This article was originally published here.
Emmitsburg, Md. — Upon an initial glance, Barbara Motter’s needlework portrait depicts an idyllic scene of rustic, rolling hills and the valley of Emmitsburg, Maryland, providing a snapshot into early-19th-century life. In center frame is the “White House” of St. Joseph’s School — the first free U.S. Catholic school for female education staffed by religious women — of which Motter attended in the mid-1800s.
On a closer examination, among the flowers and other design elements, is a prominently placed white steepled structure — most likely the Emmitsburg Lutheran Church, which is fitting because Motter was a Lutheran attending a Catholic school.

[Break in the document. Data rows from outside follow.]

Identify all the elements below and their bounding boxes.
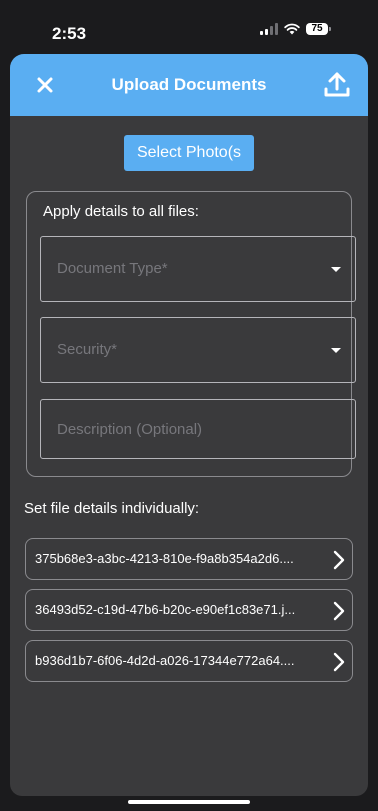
file-name: 36493d52-c19d-47b6-b20c-e90ef1c83e71.j..… bbox=[35, 602, 296, 617]
file-row[interactable]: 36493d52-c19d-47b6-b20c-e90ef1c83e71.j..… bbox=[25, 589, 353, 631]
page-title: Upload Documents bbox=[111, 75, 267, 94]
individual-details-heading: Set file details individually: bbox=[24, 500, 200, 517]
caret-down-icon bbox=[331, 267, 341, 272]
chevron-right-icon bbox=[333, 550, 345, 570]
upload-icon[interactable] bbox=[322, 70, 352, 100]
file-name: b936d1b7-6f06-4d2d-a026-17344e772a64.... bbox=[35, 653, 295, 668]
home-indicator[interactable] bbox=[128, 800, 250, 804]
upload-documents-sheet: Upload Documents Select Photo(s Apply de… bbox=[10, 54, 368, 796]
description-placeholder: Description (Optional) bbox=[57, 421, 203, 438]
apply-details-heading: Apply details to all files: bbox=[43, 203, 199, 220]
description-input[interactable]: Description (Optional) bbox=[40, 399, 356, 459]
select-photos-button[interactable]: Select Photo(s bbox=[124, 135, 254, 171]
document-type-select[interactable]: Document Type* bbox=[40, 236, 356, 302]
battery-icon: 75 bbox=[306, 23, 331, 35]
file-row[interactable]: 375b68e3-a3bc-4213-810e-f9a8b354a2d6.... bbox=[25, 538, 353, 580]
wifi-icon bbox=[284, 23, 300, 35]
chevron-right-icon bbox=[333, 601, 345, 621]
document-type-placeholder: Document Type* bbox=[57, 260, 168, 277]
chevron-right-icon bbox=[333, 652, 345, 672]
file-name: 375b68e3-a3bc-4213-810e-f9a8b354a2d6.... bbox=[35, 551, 294, 566]
file-row[interactable]: b936d1b7-6f06-4d2d-a026-17344e772a64.... bbox=[25, 640, 353, 682]
status-time: 2:53 bbox=[52, 24, 87, 43]
status-bar: 2:53 75 bbox=[0, 0, 378, 54]
status-icons: 75 bbox=[260, 23, 331, 35]
security-placeholder: Security* bbox=[57, 341, 118, 358]
cellular-signal-icon bbox=[260, 23, 278, 35]
caret-down-icon bbox=[331, 348, 341, 353]
apply-details-panel: Apply details to all files: Document Typ… bbox=[26, 191, 356, 477]
security-select[interactable]: Security* bbox=[40, 317, 356, 383]
sheet-header: Upload Documents bbox=[10, 54, 368, 116]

Motter’s work is one of more than 20 pieces — dating from the early 1800s to the 1870s — that will be featured in “Fancywork: Early American Needlework from St. Joseph’s School,” an exhibit at the new $4-million museum at the National Shrine of St. Elizabeth Ann Seton. The museum and visitors center, which opens Sept. 22, tells the life story of Mother Seton through an immersive experience, examining her impact as the first native-born American to be canonized. The museum will feature state-of-the-art exhibits with artifacts, personal writings, digital interactive exhibits and hands-on activities for all ages.

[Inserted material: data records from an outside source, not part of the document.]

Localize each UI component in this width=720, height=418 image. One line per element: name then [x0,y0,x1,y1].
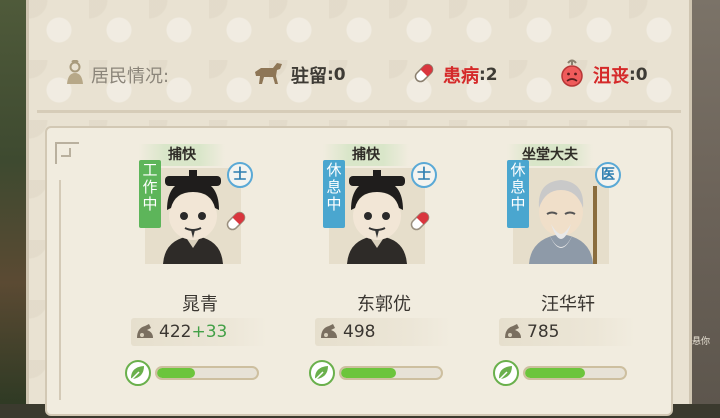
resident-name: 晁青 [182,294,218,315]
pill-icon [411,60,437,91]
stat-value: 422 [159,322,192,342]
energy-bar [309,360,459,386]
stat-value: 785 [527,322,560,342]
residents-panel: 居民情况: 驻留 :0 患病 :2 沮丧:0 捕快 工作中 士 晁青 422+… [26,0,692,416]
strength-icon [501,320,525,348]
energy-bar-fill [341,368,396,378]
person-icon [65,59,85,91]
energy-bar-fill [157,368,195,378]
divider-line [59,180,61,400]
sick-pill-icon[interactable] [223,208,249,238]
horse-icon [251,60,285,91]
rank-badge: 医 [595,162,621,188]
depressed-status[interactable]: 沮丧 :0 [557,58,648,93]
energy-bar-track [339,366,443,380]
sick-pill-icon[interactable] [407,208,433,238]
strength-icon [317,320,341,348]
corner-ornament [55,142,79,164]
energy-bar [493,360,643,386]
stat-bonus: +33 [191,322,228,342]
rank-badge: 士 [411,162,437,188]
sick-label: 患病 [443,66,479,87]
strength-icon [133,320,157,348]
state-tag-resting: 休息中 [507,160,529,228]
state-tag-working: 工作中 [139,160,161,228]
energy-bar-fill [525,368,585,378]
state-tag-resting: 休息中 [323,160,345,228]
resident-list: 捕快 工作中 士 晁青 422+33 捕快 休息中 士 东郭优 498 坐堂大夫… [45,126,673,416]
background-scene-left [0,0,26,404]
resident-card[interactable]: 捕快 休息中 士 东郭优 498 [299,128,469,418]
sick-count: :2 [479,65,498,85]
energy-bar-track [523,366,627,380]
stat-value: 498 [343,322,376,342]
sick-status[interactable]: 患病 :2 [411,60,498,90]
offscreen-hint-text: 悬你 [692,337,711,347]
resident-card[interactable]: 坐堂大夫 休息中 医 汪华轩 785 [483,128,653,418]
leaf-icon [125,360,151,386]
energy-bar-track [155,366,259,380]
stationed-status[interactable]: 驻留 :0 [251,60,346,90]
resident-name: 汪华轩 [541,294,595,315]
stat-row: 422+33 [131,318,267,346]
rank-badge: 士 [227,162,253,188]
stat-row: 498 [315,318,451,346]
residents-status-label: 居民情况: [91,66,170,87]
stationed-count: :0 [327,65,346,85]
stat-row: 785 [499,318,635,346]
residents-status: 居民情况: [65,59,170,91]
energy-bar [125,360,275,386]
resident-name: 东郭优 [357,294,411,315]
resident-status-bar: 居民情况: 驻留 :0 患病 :2 沮丧:0 [37,38,681,113]
leaf-icon [493,360,519,386]
stationed-label: 驻留 [291,66,327,87]
depressed-label: 沮丧 [593,66,629,87]
depressed-count: :0 [629,65,648,85]
sad-face-icon [557,58,587,93]
resident-card[interactable]: 捕快 工作中 士 晁青 422+33 [115,128,285,418]
leaf-icon [309,360,335,386]
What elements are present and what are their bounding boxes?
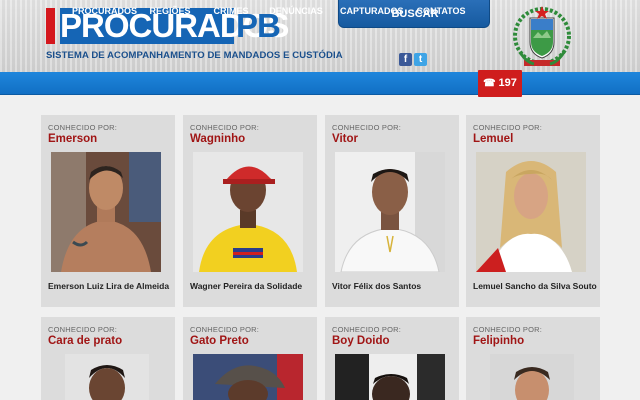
phone-hotline-button[interactable]: ☎ 197 (478, 70, 522, 97)
wanted-card[interactable]: CONHECIDO POR: Boy Doido (325, 317, 459, 400)
wanted-full-name: Emerson Luiz Lira de Almeida (48, 281, 170, 291)
known-as-label: CONHECIDO POR: (473, 325, 543, 334)
wanted-card[interactable]: CONHECIDO POR: Lemuel Lemuel Sancho da S… (466, 115, 600, 307)
wanted-card[interactable]: CONHECIDO POR: Vitor Vitor Félix dos San… (325, 115, 459, 307)
nav-item-regioes[interactable]: REGIÕES (146, 0, 194, 23)
known-as-label: CONHECIDO POR: (48, 325, 118, 334)
wanted-nickname[interactable]: Cara de prato (48, 335, 122, 347)
known-as-label: CONHECIDO POR: (190, 123, 260, 132)
wanted-nickname[interactable]: Boy Doido (332, 335, 390, 347)
wanted-nickname[interactable]: Wagninho (190, 133, 245, 145)
phone-number: 197 (498, 77, 517, 89)
wanted-nickname[interactable]: Gato Preto (190, 335, 249, 347)
nav-item-crimes[interactable]: CRIMES (210, 0, 252, 23)
wanted-full-name: Wagner Pereira da Solidade (190, 281, 303, 291)
phone-icon: ☎ (483, 78, 496, 89)
wanted-card[interactable]: CONHECIDO POR: Cara de prato (41, 317, 175, 400)
known-as-label: CONHECIDO POR: (332, 123, 402, 132)
wanted-photo[interactable] (476, 152, 586, 272)
logo-subtitle: SISTEMA DE ACOMPANHAMENTO DE MANDADOS E … (46, 50, 343, 61)
nav-item-capturados[interactable]: CAPTURADOS (340, 0, 404, 23)
wanted-photo[interactable] (51, 152, 161, 272)
wanted-card[interactable]: CONHECIDO POR: Wagninho Wagner Pereira d… (183, 115, 317, 307)
wanted-full-name: Vitor Félix dos Santos (332, 281, 422, 291)
wanted-card[interactable]: CONHECIDO POR: Gato Preto (183, 317, 317, 400)
wanted-photo[interactable] (193, 152, 303, 272)
nav-item-denuncias[interactable]: DENÚNCIAS (268, 0, 324, 23)
wanted-nickname[interactable]: Vitor (332, 133, 358, 145)
wanted-photo[interactable] (335, 152, 445, 272)
wanted-nickname[interactable]: Lemuel (473, 133, 513, 145)
twitter-icon[interactable]: t (414, 53, 427, 66)
known-as-label: CONHECIDO POR: (332, 325, 402, 334)
state-crest-icon (513, 6, 571, 66)
wanted-photo[interactable] (193, 354, 303, 400)
wanted-card[interactable]: CONHECIDO POR: Felipinho (466, 317, 600, 400)
wanted-photo[interactable] (490, 354, 574, 400)
nav-item-procurados[interactable]: PROCURADOS (72, 0, 137, 23)
nav-item-contatos[interactable]: CONTATOS (416, 0, 466, 23)
known-as-label: CONHECIDO POR: (48, 123, 118, 132)
known-as-label: CONHECIDO POR: (190, 325, 260, 334)
known-as-label: CONHECIDO POR: (473, 123, 543, 132)
main-nav (0, 72, 640, 95)
facebook-icon[interactable]: f (399, 53, 412, 66)
wanted-nickname[interactable]: Felipinho (473, 335, 524, 347)
wanted-photo[interactable] (335, 354, 445, 400)
wanted-photo[interactable] (65, 354, 149, 400)
wanted-nickname[interactable]: Emerson (48, 133, 97, 145)
logo-red-bar (46, 8, 55, 44)
wanted-full-name: Lemuel Sancho da Silva Souto (473, 281, 597, 291)
wanted-card[interactable]: CONHECIDO POR: Emerson Emerson Luiz Lira… (41, 115, 175, 307)
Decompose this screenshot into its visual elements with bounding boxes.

The shrine, which attracts more than 50,000 people a year, is located on the site that Mother Seton started the first congregation of sisters in the U.S. and the first Catholic school for girls. The grounds still include the “White House,” the building in which Mother Seton lived, taught and worshipped, and a basilica that is home to her tomb. The shrine offers activities throughout the year, including its Junior History Interpreters program, in which volunteers — ages 8-16 — play real historical characters of St. Joseph’s School who share “their” lives and interact with guests.